Habara: Which ones? Tora Tora Tora?

Oka: Yes, Tora Tora Tora and The Zero Fighter. The climax of that became the basis for Farewell to Yamato. In the end, the Yamato movies have the dark color of Masuda. I reconfirmed it.

Interviewer: In terms of the scripts, are there some parts where you think “I did it well here” and others where “I had a hard time, but please take a look”?

Oka: Episode 10 in Chapter 3.

Habara: The space fireflies episode?

Oka: That’s right. Based on an episode of Yamato 2. I was surprised when Mr. Fukui said, “I’m doing the fireflies.” The mood between the Space Cavalry and Yamato’s crew becomes touch-and-go in the second half. There were big changes in the storyboard stage.

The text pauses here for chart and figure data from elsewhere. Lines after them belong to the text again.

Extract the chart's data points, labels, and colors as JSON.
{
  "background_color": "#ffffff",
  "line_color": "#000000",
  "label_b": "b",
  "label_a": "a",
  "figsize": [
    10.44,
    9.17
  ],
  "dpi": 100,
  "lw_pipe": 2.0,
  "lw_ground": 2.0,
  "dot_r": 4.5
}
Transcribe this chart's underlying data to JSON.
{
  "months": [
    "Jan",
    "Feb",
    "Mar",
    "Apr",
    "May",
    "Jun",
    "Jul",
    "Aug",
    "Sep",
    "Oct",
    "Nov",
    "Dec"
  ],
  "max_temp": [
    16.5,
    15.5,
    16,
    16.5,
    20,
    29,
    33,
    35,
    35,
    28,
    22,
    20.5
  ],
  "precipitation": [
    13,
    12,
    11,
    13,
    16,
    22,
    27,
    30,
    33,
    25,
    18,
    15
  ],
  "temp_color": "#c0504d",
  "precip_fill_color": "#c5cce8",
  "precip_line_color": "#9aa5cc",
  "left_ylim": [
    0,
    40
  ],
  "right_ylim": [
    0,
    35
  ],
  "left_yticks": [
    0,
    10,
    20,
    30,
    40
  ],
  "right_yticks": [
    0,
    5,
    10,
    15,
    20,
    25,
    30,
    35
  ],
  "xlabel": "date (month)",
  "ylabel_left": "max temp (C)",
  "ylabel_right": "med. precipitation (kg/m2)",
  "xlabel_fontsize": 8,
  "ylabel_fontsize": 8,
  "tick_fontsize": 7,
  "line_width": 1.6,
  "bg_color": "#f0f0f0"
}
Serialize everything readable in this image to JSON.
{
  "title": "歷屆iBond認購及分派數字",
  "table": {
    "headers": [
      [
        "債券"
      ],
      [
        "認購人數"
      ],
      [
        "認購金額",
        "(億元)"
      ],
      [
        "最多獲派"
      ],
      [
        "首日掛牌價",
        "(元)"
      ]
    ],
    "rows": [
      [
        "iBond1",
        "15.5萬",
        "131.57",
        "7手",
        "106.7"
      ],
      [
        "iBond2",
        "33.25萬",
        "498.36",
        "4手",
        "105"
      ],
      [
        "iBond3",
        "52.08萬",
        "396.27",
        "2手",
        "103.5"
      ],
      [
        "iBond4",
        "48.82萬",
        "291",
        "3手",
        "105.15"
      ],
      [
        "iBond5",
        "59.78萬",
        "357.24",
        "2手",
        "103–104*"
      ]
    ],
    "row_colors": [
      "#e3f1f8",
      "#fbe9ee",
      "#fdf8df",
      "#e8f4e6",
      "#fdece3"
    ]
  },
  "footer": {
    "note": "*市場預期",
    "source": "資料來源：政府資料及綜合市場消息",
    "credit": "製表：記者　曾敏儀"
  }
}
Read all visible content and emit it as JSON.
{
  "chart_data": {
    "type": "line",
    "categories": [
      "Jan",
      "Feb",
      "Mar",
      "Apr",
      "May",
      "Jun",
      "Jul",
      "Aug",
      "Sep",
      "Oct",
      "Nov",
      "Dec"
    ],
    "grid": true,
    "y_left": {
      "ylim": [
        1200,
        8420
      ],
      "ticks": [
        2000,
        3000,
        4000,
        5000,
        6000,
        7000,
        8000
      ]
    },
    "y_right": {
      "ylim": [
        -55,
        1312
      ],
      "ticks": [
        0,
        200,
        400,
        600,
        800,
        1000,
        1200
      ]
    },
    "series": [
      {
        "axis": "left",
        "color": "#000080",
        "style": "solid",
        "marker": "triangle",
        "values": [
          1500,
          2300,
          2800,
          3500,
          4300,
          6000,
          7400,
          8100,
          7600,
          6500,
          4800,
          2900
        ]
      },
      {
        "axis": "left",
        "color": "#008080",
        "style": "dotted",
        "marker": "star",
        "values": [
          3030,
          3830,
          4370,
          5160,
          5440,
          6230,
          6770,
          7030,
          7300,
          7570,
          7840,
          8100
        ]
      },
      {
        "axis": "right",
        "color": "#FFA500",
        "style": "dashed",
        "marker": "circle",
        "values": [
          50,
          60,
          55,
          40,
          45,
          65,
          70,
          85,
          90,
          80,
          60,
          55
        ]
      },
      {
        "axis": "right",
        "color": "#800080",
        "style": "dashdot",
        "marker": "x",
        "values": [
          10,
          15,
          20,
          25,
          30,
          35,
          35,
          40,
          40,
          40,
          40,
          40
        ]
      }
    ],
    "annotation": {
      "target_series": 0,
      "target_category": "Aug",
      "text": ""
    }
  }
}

Habara: Yes. Kodai and Hajime Saito of the Space Cavalry.

Oka: That was great. I thought, “That fine, that’s the right interpretation!”

Habara: Whether it’s good and whatever happens there (laughs), I hope you’ll see for yourself in a theater.

Oka: Mr. Fukui wrote “This is a part we can’t avoid here” in the composition memo, and I wrote a lively response to it. I was surprised that it was being directed into a completely different interpretation. Things came up that I couldn’t imagine. I really like that scene.

Habara: By the way, the script for Episode 10 comes with the special-edition Blu-ray. Mr. Fukui made that choice.

Oka: Ah! Is that so? (Laughs) I didn’t expect Episode 10.

Habara: I thought it would be Episode 9, but he chose Episode 10. (Laughs)

Oka: Episode 10 has that “Yamato scent,” doesn’t it?

Habara: That’s right, it has a Yamato 2 feeling.

Interviewer: So we can confirm how it was changed. Thank you very much for your time today.